Monday, September 14, 2009
Most of the recommendations we've made in the past are for individual webmasters running their own websites. We thought we'd offer up some best practices for websites that allow users to create their own websites or host users' data, like Blogger or Google Sites.
-
Make sure your users can verify their website in website management suites such as
Google's Webmaster Tools.
Webmaster Tools provides your users with detailed reports about their website's visibility in Google. Before we can grant your users access, we need to verify that they own their particular websites. Verifying ownership of a site in Webmaster Tools can be done using a custom HTML file, ameta
tag, or seamless integration in your system via Google Services for Websites. Other website management suites such as Yahoo! Site Explorer and Bing Webmaster Tools may use similar verification methods; we recommend making sure your users can access each of these suites. -
Choose a unique directory or hostname for each user.
Webmaster Tools verifies websites based on a single URL, but assumes that users should be able to see data for all URLs 'beneath' this URL in the site URL hierarchy. See our article on verifying subdomains and subdirectories for more information. Beyond Webmaster Tools, many automated systems on the web—such as search engines or aggregators—expect websites to be structured in this way, and by doing so you'll be making it easier for those systems to find and organize your content. -
Set useful and descriptive page titles.
Let users set their own titles, or automatically set the pages on your users' websites to be descriptive of the content on that page. For example, all of the user page titles should not be "Blogger: Create your free blog". Similarly, if a user's website has more than one page with different content, they should not all have the same title: "User XYZ's home page". -
Allow the addition of tags to a page.
Certainmeta
tags are reasonably useful for search engines and users may want to control them. These include tags with thename
attribute ofrobots
,description
,googlebot
,slurp
,msnbot
. Click on the specific name attributes to learn more about what these tags do. -
Allow your users to use third-party analytics packages such as Google Analytics.
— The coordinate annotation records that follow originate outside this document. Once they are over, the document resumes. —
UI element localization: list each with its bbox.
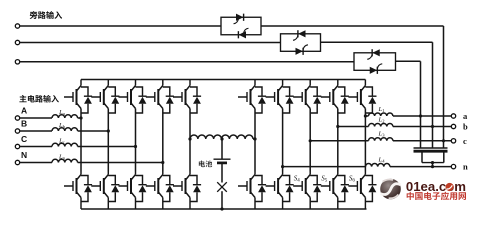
svg-text:B: B (21, 119, 27, 129)
svg-text:Lc: Lc (58, 138, 65, 145)
svg-text:n: n (463, 162, 468, 172)
svg-text:A: A (21, 106, 27, 116)
svg-text:S6: S6 (349, 174, 356, 183)
svg-text:c: c (463, 136, 467, 146)
svg-text:S4: S4 (294, 174, 301, 183)
svg-text:N: N (21, 150, 27, 160)
svg-text:L3: L3 (378, 131, 386, 138)
svg-text:L2: L2 (378, 116, 386, 123)
svg-text:Lb: Lb (58, 122, 66, 129)
svg-text:01ea.com: 01ea.com (406, 179, 466, 194)
svg-text:L1: L1 (378, 106, 386, 113)
svg-text:La: La (58, 109, 65, 116)
svg-text:a: a (463, 111, 468, 121)
svg-text:S5: S5 (321, 174, 328, 183)
svg-text:C: C (21, 134, 27, 144)
svg-text:b: b (463, 122, 468, 132)
svg-text:Ln: Ln (58, 154, 66, 161)
svg-text:L4: L4 (378, 156, 386, 163)
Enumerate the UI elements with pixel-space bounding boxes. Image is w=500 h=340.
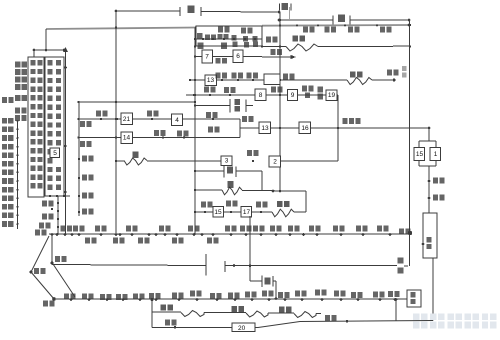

Google Analytics is an enterprise-class analytics software that can run on a website by just adding a snippet of JavaScript to the page. If you don't want to allow users to add arbitrary JavaScript for security reasons, the Google Analytics code only changes by one simple ID. If your let your users tell you their Google Analytics ID, you can set up the rest for them. Users get more value out of your service if they can understand their traffic better. For example, see Weebly's support page on adding Google Analytics. We recommend considering similar methods you can use for enabling access to other third-party applications. -
Help your users move around.
Tastes change. Someone on your service might want to change their account name or even move to another site altogether. Help them by allowing them to access their own data and by letting them tell search engines when they move part or all of their site via the use of301
redirect destinations. Similarly, if users want to remove a page/site instead of moving it, please return a404
HTTP response code so that search engines will know that the page/site is no longer around. This allows users to use the urgent URL removal tool (if necessary), and makes sure that these pages drop out of search results as soon as possible. -
Help search engines find the good content from your users.
Search engines continue to crawl more and more of the web. Help our crawlers find the best content across your site. Allow us to crawl users' content, including media like user-uploaded images. Help us find users' content using XML Sitemaps. Help us to steer clear of duplicate versions of the same content so we can find more of the good stuff your users are creating by creating only one URL for each piece of content when possible, and by specifying your canonical URLs when not. If you're hosting blogs, create RSS feeds that we can discover in Google Blog Search. If your site is down or showing errors, please return5xx
response codes. This helps us avoid indexing lots of "We'll be right back" pages by letting crawlers know that the content is temporarily unavailable.
Can you think of any other best practices that you would recommend for sites that host users' data or pages?